By virtue of these relationships, the Reporting Persons may be deemed to have
shared voting and dispositive power with respect to the shares owned directly
by the Client Accounts. This report shall not be deemed an admission that the
Reporting Persons are beneficial owners of the shares for purposes of Section
13 of the Securities Exchange Act of 1934, as amended, or for any other
purpose. Each of the Reporting Persons disclaims beneficial ownership of the
shares reported herein except to the extent of the Reporting Persons pecuniary
interest therein, if any.

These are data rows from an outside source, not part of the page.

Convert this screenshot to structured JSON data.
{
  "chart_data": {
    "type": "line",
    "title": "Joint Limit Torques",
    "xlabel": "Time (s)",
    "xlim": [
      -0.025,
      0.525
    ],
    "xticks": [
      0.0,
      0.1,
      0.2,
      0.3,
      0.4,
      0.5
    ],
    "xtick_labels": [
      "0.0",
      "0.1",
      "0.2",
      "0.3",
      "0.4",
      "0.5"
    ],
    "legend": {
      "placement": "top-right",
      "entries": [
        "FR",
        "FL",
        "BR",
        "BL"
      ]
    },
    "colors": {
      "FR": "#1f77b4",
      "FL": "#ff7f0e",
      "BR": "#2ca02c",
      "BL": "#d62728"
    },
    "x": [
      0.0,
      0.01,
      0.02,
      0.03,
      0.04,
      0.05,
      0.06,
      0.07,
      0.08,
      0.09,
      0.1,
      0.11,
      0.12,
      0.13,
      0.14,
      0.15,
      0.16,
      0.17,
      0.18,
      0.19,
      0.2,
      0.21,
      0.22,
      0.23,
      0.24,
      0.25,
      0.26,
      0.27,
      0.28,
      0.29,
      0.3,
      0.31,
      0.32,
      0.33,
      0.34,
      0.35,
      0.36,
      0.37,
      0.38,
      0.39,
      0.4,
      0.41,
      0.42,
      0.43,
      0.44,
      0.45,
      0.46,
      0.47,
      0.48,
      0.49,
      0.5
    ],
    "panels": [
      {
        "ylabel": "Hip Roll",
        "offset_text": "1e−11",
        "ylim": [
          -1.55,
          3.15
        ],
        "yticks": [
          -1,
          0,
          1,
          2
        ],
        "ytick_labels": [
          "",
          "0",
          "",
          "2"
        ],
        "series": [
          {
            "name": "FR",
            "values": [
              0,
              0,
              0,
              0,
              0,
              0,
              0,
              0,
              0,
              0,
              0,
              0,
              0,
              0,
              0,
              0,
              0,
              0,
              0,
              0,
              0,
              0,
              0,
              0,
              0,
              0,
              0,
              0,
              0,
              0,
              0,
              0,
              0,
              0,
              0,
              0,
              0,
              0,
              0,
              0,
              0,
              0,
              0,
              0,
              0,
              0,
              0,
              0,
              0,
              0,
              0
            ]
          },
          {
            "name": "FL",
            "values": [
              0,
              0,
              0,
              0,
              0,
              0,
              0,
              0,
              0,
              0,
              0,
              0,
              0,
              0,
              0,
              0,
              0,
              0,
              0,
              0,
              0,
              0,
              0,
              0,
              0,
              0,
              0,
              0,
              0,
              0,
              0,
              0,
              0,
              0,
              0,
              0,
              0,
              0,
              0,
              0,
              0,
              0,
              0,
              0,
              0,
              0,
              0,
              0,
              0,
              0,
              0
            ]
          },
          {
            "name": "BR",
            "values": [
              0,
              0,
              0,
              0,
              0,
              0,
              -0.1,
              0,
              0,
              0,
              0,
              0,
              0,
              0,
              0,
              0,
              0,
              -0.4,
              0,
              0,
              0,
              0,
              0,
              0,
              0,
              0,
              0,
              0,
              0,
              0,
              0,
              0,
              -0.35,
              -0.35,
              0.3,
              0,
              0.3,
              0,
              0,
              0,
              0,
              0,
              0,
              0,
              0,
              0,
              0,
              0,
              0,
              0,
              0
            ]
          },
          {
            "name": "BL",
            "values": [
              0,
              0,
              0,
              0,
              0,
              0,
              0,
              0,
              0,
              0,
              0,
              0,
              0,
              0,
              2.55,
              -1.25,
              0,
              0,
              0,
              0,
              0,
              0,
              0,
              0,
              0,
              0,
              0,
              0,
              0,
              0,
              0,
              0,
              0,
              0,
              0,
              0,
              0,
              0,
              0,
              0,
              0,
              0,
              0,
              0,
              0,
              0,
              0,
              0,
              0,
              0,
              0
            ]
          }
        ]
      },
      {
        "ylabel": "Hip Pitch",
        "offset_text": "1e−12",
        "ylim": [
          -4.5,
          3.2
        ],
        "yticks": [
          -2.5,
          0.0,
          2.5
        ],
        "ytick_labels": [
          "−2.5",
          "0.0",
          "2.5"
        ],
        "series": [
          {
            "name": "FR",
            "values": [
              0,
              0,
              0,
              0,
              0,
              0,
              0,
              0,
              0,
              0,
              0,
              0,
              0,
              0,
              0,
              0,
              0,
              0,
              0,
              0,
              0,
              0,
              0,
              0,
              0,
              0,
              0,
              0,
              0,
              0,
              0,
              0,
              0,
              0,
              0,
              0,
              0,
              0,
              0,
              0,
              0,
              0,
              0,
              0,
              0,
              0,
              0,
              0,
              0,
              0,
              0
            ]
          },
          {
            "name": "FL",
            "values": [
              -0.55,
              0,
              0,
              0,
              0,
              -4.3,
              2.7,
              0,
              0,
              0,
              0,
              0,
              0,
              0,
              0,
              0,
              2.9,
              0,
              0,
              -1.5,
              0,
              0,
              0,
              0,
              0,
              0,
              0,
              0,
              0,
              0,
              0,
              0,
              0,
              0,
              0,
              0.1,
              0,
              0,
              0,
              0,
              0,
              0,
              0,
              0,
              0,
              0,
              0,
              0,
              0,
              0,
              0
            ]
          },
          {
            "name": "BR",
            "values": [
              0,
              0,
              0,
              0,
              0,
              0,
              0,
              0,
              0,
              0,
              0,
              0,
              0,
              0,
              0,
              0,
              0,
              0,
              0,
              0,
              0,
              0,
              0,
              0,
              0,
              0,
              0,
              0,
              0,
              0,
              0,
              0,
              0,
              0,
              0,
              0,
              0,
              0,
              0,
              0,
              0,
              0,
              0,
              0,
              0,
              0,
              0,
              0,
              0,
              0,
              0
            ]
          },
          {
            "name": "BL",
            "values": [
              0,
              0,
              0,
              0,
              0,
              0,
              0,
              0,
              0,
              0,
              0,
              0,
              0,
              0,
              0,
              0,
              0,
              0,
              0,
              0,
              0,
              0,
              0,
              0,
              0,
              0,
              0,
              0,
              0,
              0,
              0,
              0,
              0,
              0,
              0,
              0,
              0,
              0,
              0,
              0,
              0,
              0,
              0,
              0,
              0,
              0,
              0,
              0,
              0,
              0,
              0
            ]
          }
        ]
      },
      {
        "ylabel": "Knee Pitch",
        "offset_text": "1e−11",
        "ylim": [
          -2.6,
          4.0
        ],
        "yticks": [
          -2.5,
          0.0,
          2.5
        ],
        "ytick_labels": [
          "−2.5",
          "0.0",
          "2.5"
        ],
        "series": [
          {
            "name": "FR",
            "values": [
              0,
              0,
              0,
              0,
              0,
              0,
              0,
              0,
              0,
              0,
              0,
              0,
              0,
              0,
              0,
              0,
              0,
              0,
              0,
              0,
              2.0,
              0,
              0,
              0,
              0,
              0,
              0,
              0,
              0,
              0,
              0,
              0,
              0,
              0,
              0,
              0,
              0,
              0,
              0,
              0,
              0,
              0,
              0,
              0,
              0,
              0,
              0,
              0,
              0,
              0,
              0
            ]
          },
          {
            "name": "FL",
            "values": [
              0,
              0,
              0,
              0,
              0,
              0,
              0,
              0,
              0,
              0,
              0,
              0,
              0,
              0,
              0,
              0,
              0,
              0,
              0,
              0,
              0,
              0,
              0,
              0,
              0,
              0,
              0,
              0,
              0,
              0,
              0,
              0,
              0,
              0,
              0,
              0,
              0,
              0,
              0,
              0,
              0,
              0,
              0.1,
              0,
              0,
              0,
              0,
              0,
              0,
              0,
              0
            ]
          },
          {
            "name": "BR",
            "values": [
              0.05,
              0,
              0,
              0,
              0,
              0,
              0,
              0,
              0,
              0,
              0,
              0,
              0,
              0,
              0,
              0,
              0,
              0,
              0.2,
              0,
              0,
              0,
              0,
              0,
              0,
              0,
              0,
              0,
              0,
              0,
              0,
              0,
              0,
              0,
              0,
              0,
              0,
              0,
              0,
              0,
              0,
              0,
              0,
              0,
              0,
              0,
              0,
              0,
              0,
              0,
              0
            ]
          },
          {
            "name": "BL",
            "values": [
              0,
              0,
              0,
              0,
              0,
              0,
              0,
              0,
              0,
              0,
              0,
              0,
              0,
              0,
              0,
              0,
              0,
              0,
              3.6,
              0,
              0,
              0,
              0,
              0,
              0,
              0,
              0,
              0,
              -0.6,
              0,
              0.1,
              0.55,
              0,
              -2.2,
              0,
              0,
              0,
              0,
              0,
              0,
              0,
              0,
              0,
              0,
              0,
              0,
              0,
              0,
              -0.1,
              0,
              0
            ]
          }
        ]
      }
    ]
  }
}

As of the date of this filing, shares reported herein
 for the Reporting Persons include (1) 4,145,336 shares of Common Stock of the
Issuer outstanding and (2) pre-funded warrants to acquire up to 3,131,167
shares of Common Stock of the Issuer.

**The percentages herein are calculated based upon (1) 72,837,868 shares of
Common Stock of the Issuer outstanding per the Issuers Form 10-Q filed with
the Securities and Exchange Commission on August 7, 2024 and (2) 3,131,167
shares of Common Stock of the Issuer issuable upon exercise of warrants owned
by the Reporting Persons, which have been added to the total shares of Common
Stock of the Issuer outstanding pursuant to Rule 12d-3(d)(3) under the Act.
CUSIP No. 835431107

13G

Page 6 of 7 Pages
Item 5. Ownership of Five Percent or Less of a Class.

N/A

Item 6. Ownership of More than Five Percent on Behalf of Another Person.

N/A

Item 7. Identification and Classification of the Subsidiary Which Acquired the
 Security Being Reported on By the Parent Holding Company.

N/A

Item 8. Identification and Classification of Members of the Group.

N/A

Item 9. Notice of Dissolution of Group.

N/A

Item 10. Certification.

By signing below I certify that, to the best of my knowledge and belief, the
securities referred to above were not acquired and are not held for the purpose
 of or with the effect of changing or influencing the control of the issuer of
the securities and were not acquired and are not held in connection with or as
a participant in any transaction having that purpose or effect.

Exhibits.

Exhibit A Joint Filing Agreement.


SIGNATURE


After reasonable inquiry and to the best of my knowledge and belief, I certify
that the information set forth in this statement is true, complete and correct.

Dated: November 14, 2024


Pura Vida Investments, LLC

By: /s/ Efrem Kamen, Managing Member





CUSIP No. 835431107

13G

Page 7 of 7 Pages
EXHIBIT A
AGREEMENT REGARDING JOINT FILING
OF STATEMENT ON SCHEDULE 13D OR 13G

The undersigned agree to file jointly with the Securities and Exchange
Commission (the "SEC") any and all statements on Schedule 13D or Schedule 13G
 (and any amendments or supplements thereto) required under section 13(d) of
the Securities Exchange Act of 1934, as amended, in connection with purchases
and sales by the undersigned of the securities of any issuer until such time
as the undersigned file with the SEC a statement terminating this Agreement
Regarding Joint Filing of Statement on Schedule 13D or 13G. For that purpose,
the undersigned hereby constitute and appoint Pura Vida Investments, LLC, a
limited liability company, as their true and lawful agent and
attorney-in-fact, with full power and authority for and on behalf of the
undersigned to prepare or cause to be prepared, sign, file with the SEC and
furnish to any other person all certificates, instruments, agreements and
documents necessary to comply with section 13(d) and section 16(a) of the
Securities Exchange Act of 1934, as amended, in connection with said purchases
 and sales, and to do and perform every act necessary and proper to be done
incident to the exercise of the foregoing power, as fully as the undersigned
 might or could do if personally present, until such time as the undersigned
 file with the SEC a statement terminating this Agreement Regarding Joint
Filing of Statement on Schedule 13D or 13G.